Particularly, it is about the finite approximation $\mathbf{K}$ of the Koopman operator $\mathcal{K}$

$$ (\mathcal{K}\psi)(\mathbf{x}) = (\mathbf{\Psi} \; \circ \; \mathbf{F})(\mathbf{x})\mathbf{a} = \mathbf{\Psi}(\mathbf{x})(\mathbf{K}\mathbf{a}) + r(\mathbf{x}), $$

where $\mathbf{\Psi}$ denotes a tuple of so called observables which are basically base functions of the spectral decomposition, $\mathbf{F}$ is a mapping from manifold to manifold, $\mathbf{a}$ are weighting coefficients, and $r$ is an error that needs to be minimized.
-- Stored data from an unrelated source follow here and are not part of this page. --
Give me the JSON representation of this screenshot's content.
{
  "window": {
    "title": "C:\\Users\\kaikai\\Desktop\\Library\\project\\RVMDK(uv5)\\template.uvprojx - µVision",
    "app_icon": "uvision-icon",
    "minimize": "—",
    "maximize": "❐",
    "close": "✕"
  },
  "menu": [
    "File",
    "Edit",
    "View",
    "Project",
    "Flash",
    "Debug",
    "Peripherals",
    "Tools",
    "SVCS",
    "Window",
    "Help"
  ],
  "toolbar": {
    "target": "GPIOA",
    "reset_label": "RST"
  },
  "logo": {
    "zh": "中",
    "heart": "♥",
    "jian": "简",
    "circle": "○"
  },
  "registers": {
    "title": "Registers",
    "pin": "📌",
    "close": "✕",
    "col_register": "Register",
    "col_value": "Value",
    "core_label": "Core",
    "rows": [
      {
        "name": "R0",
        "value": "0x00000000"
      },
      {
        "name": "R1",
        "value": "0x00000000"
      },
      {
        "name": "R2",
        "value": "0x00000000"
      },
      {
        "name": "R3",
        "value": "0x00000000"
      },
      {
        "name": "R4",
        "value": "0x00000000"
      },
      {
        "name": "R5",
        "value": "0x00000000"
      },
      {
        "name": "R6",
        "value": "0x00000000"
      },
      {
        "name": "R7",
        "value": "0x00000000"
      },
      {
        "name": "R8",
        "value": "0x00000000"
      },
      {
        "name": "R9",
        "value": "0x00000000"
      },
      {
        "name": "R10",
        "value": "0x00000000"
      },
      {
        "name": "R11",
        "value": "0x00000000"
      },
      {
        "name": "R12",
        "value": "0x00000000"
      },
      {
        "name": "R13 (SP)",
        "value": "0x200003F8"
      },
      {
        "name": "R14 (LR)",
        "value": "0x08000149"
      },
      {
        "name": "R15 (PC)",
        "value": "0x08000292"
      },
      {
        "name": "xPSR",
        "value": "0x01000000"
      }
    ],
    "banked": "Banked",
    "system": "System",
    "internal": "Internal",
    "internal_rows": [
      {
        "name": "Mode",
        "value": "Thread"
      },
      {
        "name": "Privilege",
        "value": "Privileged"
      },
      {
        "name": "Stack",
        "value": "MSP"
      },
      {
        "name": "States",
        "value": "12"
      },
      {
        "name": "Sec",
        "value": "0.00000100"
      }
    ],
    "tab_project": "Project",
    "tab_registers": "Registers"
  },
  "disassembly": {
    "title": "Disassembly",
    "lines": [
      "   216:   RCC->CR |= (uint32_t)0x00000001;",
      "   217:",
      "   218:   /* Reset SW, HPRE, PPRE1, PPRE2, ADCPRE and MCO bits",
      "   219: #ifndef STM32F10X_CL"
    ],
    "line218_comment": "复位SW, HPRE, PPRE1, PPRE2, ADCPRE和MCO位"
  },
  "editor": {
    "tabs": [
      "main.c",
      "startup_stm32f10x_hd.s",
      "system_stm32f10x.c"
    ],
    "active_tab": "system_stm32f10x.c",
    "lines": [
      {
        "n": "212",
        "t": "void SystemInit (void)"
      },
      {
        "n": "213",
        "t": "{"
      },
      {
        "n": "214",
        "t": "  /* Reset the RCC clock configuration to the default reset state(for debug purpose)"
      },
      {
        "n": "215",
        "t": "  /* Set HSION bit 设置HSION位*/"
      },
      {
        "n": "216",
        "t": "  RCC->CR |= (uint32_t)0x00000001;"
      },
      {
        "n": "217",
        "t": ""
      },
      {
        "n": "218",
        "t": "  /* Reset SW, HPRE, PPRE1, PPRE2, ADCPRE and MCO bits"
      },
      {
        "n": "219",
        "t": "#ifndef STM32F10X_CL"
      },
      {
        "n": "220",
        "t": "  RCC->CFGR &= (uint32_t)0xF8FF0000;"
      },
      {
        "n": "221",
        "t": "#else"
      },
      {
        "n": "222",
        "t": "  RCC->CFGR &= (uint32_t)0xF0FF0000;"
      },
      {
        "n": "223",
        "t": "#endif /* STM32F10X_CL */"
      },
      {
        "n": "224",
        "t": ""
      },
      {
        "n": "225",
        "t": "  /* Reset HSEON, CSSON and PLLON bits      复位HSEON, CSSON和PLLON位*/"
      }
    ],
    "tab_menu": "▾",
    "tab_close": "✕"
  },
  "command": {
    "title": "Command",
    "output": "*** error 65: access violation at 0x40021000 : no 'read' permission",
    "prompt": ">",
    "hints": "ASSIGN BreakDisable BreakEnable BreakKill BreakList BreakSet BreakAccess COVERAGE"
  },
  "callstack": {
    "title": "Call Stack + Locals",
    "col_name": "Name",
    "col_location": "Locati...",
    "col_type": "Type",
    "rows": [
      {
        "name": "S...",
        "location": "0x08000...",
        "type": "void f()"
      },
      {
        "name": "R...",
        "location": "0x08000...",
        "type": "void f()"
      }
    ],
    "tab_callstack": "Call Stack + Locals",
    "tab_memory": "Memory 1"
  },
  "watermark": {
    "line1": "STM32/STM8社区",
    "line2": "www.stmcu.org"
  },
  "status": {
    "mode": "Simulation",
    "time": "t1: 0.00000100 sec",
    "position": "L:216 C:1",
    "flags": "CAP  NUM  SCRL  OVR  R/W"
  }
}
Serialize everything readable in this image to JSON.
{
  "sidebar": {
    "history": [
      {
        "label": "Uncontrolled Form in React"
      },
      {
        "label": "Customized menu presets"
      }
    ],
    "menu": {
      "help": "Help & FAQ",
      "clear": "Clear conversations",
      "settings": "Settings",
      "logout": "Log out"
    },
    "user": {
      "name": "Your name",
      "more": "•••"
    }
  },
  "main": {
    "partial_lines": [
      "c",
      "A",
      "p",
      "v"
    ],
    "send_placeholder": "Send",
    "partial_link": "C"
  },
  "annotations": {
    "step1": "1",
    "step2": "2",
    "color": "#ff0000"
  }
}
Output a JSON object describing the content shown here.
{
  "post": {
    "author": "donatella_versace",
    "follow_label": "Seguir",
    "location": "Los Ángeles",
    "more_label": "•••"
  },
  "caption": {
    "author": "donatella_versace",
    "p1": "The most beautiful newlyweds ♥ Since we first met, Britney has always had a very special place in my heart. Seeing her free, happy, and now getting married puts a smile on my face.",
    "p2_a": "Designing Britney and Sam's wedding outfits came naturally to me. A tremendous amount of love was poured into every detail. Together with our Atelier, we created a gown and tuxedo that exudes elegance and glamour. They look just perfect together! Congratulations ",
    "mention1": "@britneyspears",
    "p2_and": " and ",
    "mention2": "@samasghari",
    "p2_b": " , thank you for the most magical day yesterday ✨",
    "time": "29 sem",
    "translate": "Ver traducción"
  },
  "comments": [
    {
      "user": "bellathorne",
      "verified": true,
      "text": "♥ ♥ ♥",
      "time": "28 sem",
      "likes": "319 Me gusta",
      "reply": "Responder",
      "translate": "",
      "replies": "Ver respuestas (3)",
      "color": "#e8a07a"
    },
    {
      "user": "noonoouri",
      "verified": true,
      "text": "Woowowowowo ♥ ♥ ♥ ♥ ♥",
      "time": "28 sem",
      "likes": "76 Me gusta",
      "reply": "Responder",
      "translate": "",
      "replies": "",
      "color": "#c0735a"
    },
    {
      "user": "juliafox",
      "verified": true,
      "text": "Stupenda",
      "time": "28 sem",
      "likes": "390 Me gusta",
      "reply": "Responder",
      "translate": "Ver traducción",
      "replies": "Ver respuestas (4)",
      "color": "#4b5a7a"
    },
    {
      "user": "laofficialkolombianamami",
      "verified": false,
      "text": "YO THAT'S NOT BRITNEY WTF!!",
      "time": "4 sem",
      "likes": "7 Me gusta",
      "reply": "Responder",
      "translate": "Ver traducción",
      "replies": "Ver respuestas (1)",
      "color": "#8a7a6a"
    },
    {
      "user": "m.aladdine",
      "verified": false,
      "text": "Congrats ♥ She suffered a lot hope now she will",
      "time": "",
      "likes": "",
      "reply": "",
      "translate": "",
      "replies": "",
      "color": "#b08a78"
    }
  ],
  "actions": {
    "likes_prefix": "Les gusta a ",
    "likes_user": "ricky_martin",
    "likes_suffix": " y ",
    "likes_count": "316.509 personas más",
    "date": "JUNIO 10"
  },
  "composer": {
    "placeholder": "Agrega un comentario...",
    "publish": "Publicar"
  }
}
In the example given for a Koopman-based approximation of a linear time-invariant (LTI) dynamical system with two states $(x_1, x_2)$, permutations of products of hermite polynomials $H_i(x)H_j(y), i,j=0...4$ are used as base functions, as in

$$ \begin{eqnarray} \mathbf{\Psi}(\mathbf{x}) & = & \left( \psi_{00}(\mathbf{x}), \psi_{01}(\mathbf{x}), \psi_{02}(\mathbf{x}), ..., \psi_{44}(\mathbf{x}) \right) \\ & = & \left( H_0(x_1)H_0(x_2), H_0(x_1)H_1(x_2), ..., H_4(x_1)H_4(x_2) \right). \end{eqnarray} $$

While this attempt works well for the given LTI case, it fails for data which exhibits periodic patterns, like this one:

enter image description here

My questions are:

  1. What base functions $(\psi_{00}, \psi_{01}, ...)$ are promising candidates for the periodic signal?
  2. What makes this particular choice of hermite polynomials suitable for the example system?